Part of the fascination in reading about the careers of the great business leaders over the course of some two centuries is to note the similarities: the personal qualities needed to create a significant business from scratch; the skills that make a great business executive. What is also fascinating and probably more important is to see how business leadership is evolving and improving.
The characteristics that define successful leadership today are not the characteristics that would have defined previous generations of business executives, who were, in general, operating in the old command and control model of leadership adopted quite consciously by early twentieth-century business organisations. Modern leaders talk about issues like collaboration; the devolution of decision-making; creating flatter working structures where colleagues may have several leaders and may themselves be leaders in certain circumstances; the need to ensure that colleagues are genuinely excited by their work and by what their company contributes to its community. Successful modern leaders stress the need to create a working environment that encourages lateral thinking and innovation. In the modern business world, efficiency is a given inefficient businesses will quickly fail in the face of global competition. Innovation, not imitation, is what drives the wheels of progress.
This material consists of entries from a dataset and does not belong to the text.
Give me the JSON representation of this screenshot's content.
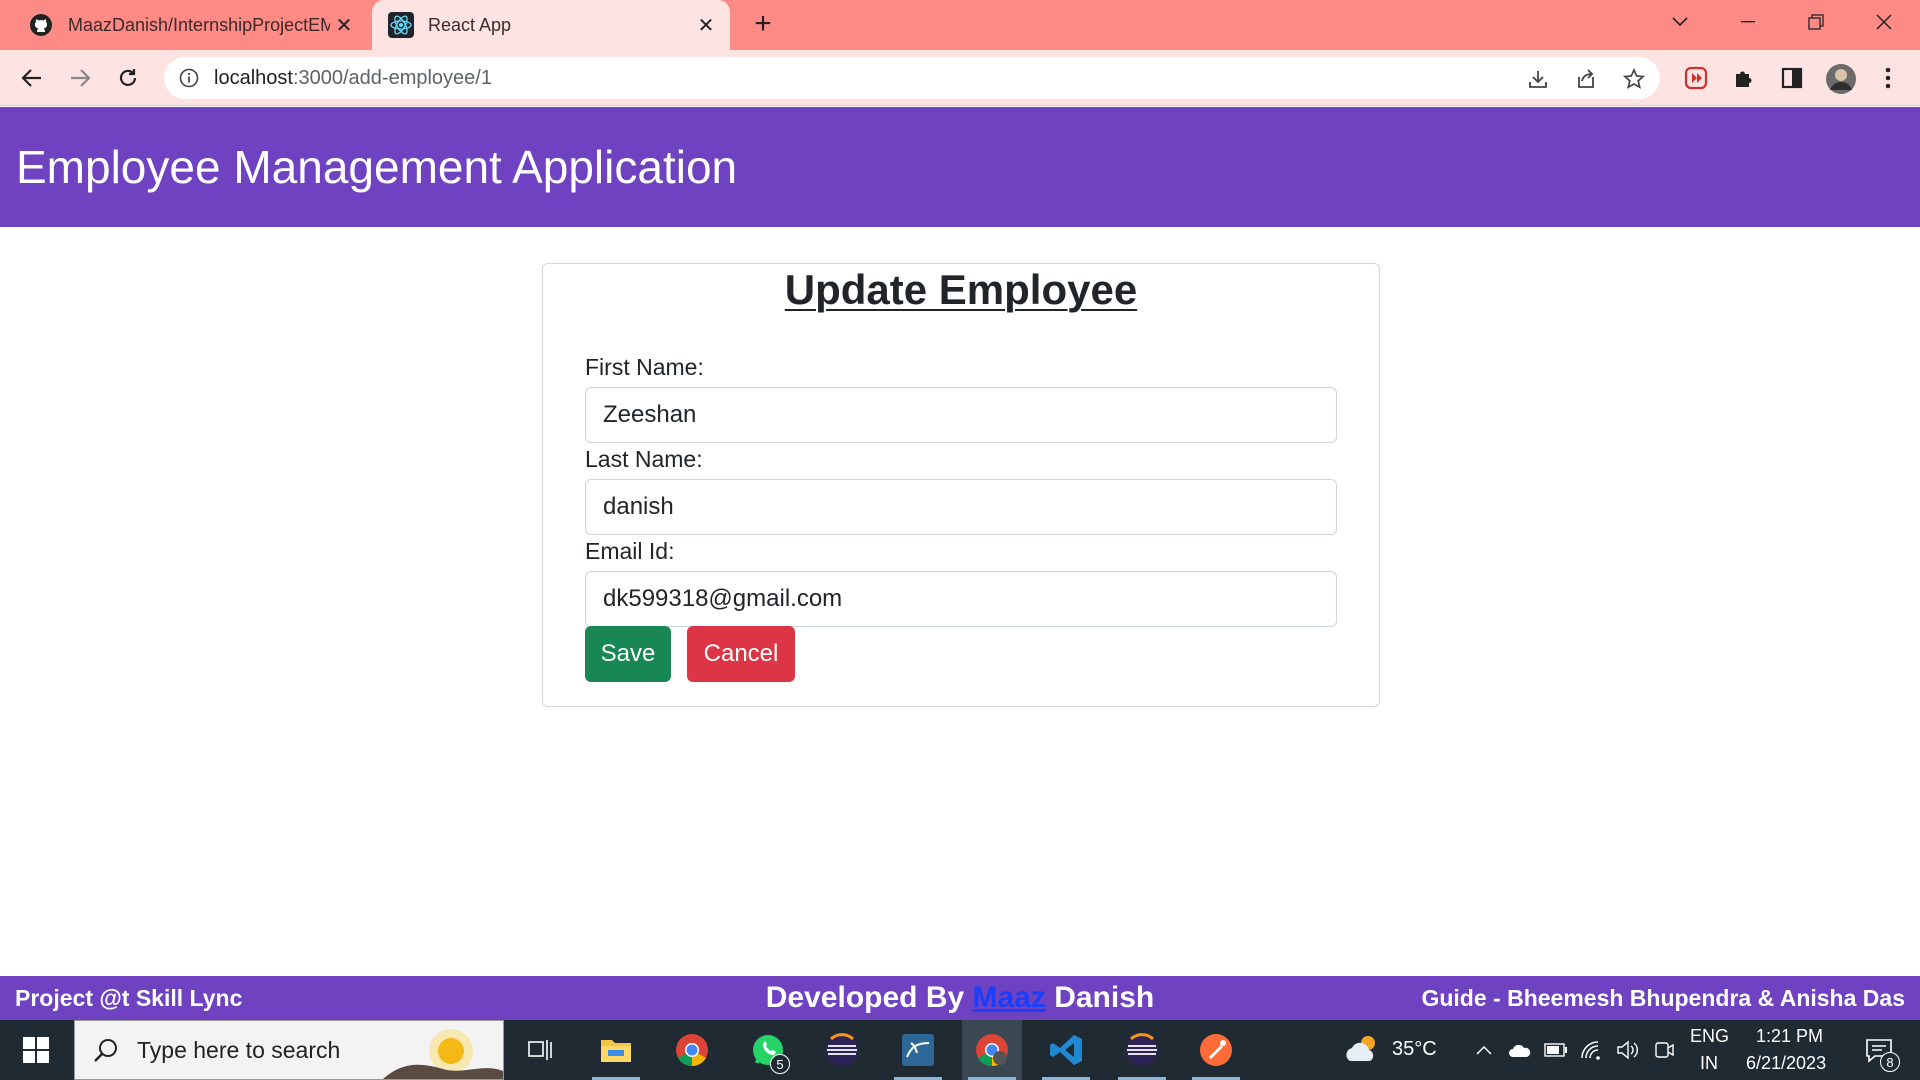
{
  "browser": {
    "tabs": [
      {
        "title": "MaazDanish/InternshipProjectEM",
        "icon": "github-icon"
      },
      {
        "title": "React App",
        "icon": "react-icon"
      }
    ],
    "url_host": "localhost",
    "url_path": ":3000/add-employee/1"
  },
  "app": {
    "header_title": "Employee Management Application",
    "form": {
      "title": "Update Employee",
      "first_name_label": "First Name:",
      "first_name_value": "Zeeshan",
      "last_name_label": "Last Name:",
      "last_name_value": "danish",
      "email_label": "Email Id:",
      "email_value": "dk599318@gmail.com",
      "save_label": "Save",
      "cancel_label": "Cancel"
    },
    "footer": {
      "left": "Project @t Skill Lync",
      "center_prefix": "Developed By ",
      "center_link": "Maaz",
      "center_suffix": " Danish",
      "right": "Guide - Bheemesh Bhupendra & Anisha Das"
    },
    "colors": {
      "header_bg": "#6f42c1",
      "save_bg": "#198754",
      "cancel_bg": "#dc3545",
      "tabbar_bg": "#fe8a86"
    }
  },
  "taskbar": {
    "search_placeholder": "Type here to search",
    "whatsapp_badge": "5",
    "weather": "35°C",
    "lang_top": "ENG",
    "lang_bottom": "IN",
    "time": "1:21 PM",
    "date": "6/21/2023",
    "notifications": "8"
  }
}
Many great leaders succeed because they grasp the significance of a technological advance that will create new business opportunities. The invention of the semiconductor led inexorably to the microcomputer revolution, but required its own cadre of great leaders to make it a reality. Steve Jobs, Bill Gates, Vinod Khosla, Michael Dell and Andy Grove are featured in this book as examples of these revolutionaries.
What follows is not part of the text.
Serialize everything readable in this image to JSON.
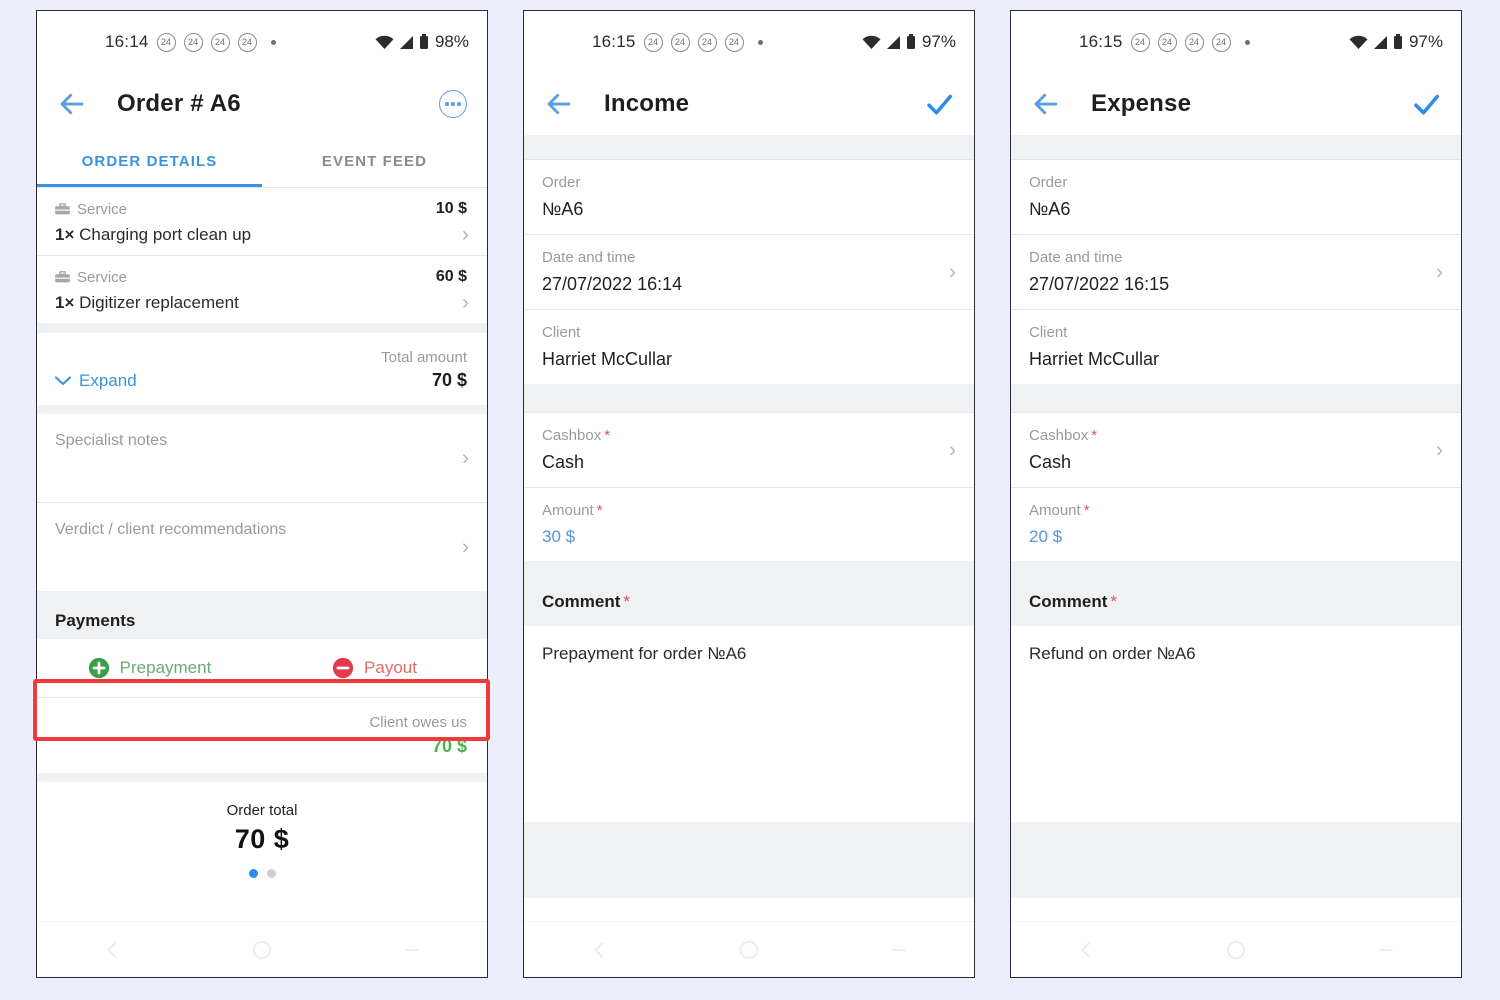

The internet surely the most significant technological revolution of our time triggered a new business revolution, and has demonstrated how rapidly business change is accelerating. It took some 200 years to move from the age of steam to the age of cars and aeroplanes. It took ten years to move from the commercialisation of the internet in 1995 to the launch of Facebook in 2005.
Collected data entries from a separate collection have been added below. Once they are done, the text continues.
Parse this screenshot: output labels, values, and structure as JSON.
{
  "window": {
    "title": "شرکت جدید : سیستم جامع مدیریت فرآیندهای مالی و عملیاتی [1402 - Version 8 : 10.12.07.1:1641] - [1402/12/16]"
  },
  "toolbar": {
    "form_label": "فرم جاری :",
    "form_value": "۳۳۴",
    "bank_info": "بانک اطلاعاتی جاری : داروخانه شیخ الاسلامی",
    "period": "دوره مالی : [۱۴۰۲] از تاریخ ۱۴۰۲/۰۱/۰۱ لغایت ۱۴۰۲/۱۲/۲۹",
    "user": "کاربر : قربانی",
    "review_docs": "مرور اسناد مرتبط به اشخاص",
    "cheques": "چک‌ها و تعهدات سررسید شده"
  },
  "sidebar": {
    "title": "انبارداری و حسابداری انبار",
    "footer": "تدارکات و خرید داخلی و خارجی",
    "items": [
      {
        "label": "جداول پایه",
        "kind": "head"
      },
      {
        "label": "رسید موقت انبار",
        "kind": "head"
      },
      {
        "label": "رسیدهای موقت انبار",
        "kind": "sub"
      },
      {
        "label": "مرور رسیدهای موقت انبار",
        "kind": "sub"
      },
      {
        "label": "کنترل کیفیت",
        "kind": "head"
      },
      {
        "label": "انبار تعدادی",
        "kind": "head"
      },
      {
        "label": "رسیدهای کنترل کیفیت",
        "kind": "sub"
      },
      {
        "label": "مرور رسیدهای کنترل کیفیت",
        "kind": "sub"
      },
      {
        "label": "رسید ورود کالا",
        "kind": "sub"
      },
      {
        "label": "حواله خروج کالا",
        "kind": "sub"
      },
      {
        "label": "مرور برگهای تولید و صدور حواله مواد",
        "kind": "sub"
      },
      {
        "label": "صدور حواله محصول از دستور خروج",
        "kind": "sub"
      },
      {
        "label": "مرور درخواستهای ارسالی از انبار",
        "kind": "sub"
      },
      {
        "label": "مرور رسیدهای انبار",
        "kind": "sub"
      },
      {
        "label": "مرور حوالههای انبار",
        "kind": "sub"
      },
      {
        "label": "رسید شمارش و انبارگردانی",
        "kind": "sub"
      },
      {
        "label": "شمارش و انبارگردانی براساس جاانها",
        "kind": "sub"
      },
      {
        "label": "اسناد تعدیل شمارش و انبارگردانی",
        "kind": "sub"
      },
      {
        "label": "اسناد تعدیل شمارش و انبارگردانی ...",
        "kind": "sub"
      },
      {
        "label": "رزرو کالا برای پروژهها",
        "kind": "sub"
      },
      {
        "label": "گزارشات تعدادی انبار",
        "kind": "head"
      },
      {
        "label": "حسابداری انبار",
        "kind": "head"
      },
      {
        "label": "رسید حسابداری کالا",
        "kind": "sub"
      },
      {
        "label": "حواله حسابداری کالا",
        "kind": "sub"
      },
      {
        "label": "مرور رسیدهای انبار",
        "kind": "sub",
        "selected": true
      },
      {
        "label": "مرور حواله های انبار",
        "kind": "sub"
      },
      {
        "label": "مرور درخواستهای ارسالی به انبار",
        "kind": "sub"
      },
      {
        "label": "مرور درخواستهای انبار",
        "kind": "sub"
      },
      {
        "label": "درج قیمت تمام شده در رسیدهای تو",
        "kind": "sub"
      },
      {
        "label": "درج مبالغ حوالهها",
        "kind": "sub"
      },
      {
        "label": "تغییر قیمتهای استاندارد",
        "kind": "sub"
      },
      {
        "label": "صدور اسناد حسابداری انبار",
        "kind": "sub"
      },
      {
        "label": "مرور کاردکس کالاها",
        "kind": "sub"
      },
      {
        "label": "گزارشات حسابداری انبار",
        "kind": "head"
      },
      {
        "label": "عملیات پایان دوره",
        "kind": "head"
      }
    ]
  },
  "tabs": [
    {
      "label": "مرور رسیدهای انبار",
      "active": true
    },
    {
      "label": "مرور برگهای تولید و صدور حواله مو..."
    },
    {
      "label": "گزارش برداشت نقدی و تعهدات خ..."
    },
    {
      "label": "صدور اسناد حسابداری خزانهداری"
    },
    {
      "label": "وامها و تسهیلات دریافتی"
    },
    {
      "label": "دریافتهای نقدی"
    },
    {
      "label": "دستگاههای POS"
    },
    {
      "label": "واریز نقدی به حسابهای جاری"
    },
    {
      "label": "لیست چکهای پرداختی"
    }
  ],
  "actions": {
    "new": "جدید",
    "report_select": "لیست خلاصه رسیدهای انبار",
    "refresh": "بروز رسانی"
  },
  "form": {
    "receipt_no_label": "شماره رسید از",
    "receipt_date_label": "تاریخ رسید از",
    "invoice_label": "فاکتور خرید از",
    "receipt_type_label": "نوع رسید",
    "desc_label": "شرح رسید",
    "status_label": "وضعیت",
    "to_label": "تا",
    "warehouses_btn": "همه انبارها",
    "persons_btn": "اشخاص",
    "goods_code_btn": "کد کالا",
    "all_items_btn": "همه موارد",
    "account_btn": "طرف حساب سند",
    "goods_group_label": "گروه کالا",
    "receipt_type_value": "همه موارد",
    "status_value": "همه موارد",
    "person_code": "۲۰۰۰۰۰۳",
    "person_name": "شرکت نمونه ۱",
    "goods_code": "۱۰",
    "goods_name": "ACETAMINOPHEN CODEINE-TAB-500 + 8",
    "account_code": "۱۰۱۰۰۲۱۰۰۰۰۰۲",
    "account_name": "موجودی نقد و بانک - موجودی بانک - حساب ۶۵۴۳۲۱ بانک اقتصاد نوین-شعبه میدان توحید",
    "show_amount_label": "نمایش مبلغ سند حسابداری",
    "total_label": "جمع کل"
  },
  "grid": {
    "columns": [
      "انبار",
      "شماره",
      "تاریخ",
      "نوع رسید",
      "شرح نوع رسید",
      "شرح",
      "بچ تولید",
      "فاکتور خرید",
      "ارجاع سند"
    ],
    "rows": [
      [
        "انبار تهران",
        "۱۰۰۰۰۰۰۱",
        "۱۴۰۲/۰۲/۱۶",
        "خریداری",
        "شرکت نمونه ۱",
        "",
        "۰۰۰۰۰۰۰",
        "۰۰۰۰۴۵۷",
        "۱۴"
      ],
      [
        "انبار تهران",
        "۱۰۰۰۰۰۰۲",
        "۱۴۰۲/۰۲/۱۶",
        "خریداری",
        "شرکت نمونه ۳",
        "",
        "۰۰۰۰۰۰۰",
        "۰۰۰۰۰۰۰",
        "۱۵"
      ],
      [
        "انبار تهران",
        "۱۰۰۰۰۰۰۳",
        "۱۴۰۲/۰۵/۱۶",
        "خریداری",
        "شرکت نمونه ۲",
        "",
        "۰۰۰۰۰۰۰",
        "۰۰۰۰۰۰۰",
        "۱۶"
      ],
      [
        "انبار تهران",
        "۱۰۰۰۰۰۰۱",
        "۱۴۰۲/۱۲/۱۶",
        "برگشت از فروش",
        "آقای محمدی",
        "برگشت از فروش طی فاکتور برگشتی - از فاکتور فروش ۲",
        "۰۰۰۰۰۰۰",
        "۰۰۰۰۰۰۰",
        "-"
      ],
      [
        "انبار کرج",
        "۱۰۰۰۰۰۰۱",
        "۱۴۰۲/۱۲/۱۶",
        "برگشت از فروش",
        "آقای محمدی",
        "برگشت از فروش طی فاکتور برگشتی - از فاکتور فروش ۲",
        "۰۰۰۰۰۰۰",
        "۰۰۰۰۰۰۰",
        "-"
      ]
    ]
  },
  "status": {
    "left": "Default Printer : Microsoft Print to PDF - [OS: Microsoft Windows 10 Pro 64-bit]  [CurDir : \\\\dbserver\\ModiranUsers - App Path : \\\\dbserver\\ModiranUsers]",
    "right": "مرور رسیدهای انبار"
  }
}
While many great leaders succeed by grasping a revolution in the making, others create something out of what seems to be nothing. James Dyson decided that the world needed a better vacuum cleaner, when it was not obvious that the world was crying out for one; Romi Haan decided that South Korea (and then the rest of the world) needed a better kind of floor cleaner; Sara Blakely singlehandedly created a new type of underwear (Shapewear); Howard Schultz decided that the world needed a new kind of coffeehouse; Tony Hsieh decided that people wanted to buy shoes online. The personal qualities of such great entrepreneurial leaders emerge with great consistency: a burning conviction as to the benefits of their new idea; the strength of mind to continue in the face of criticism and rejection; great powers of perseverance, as they overcome all of the inevitable obstacles in their way; great salesmanship, as they persuade financiers, manufacturers and retailers to back their project or stock their wares.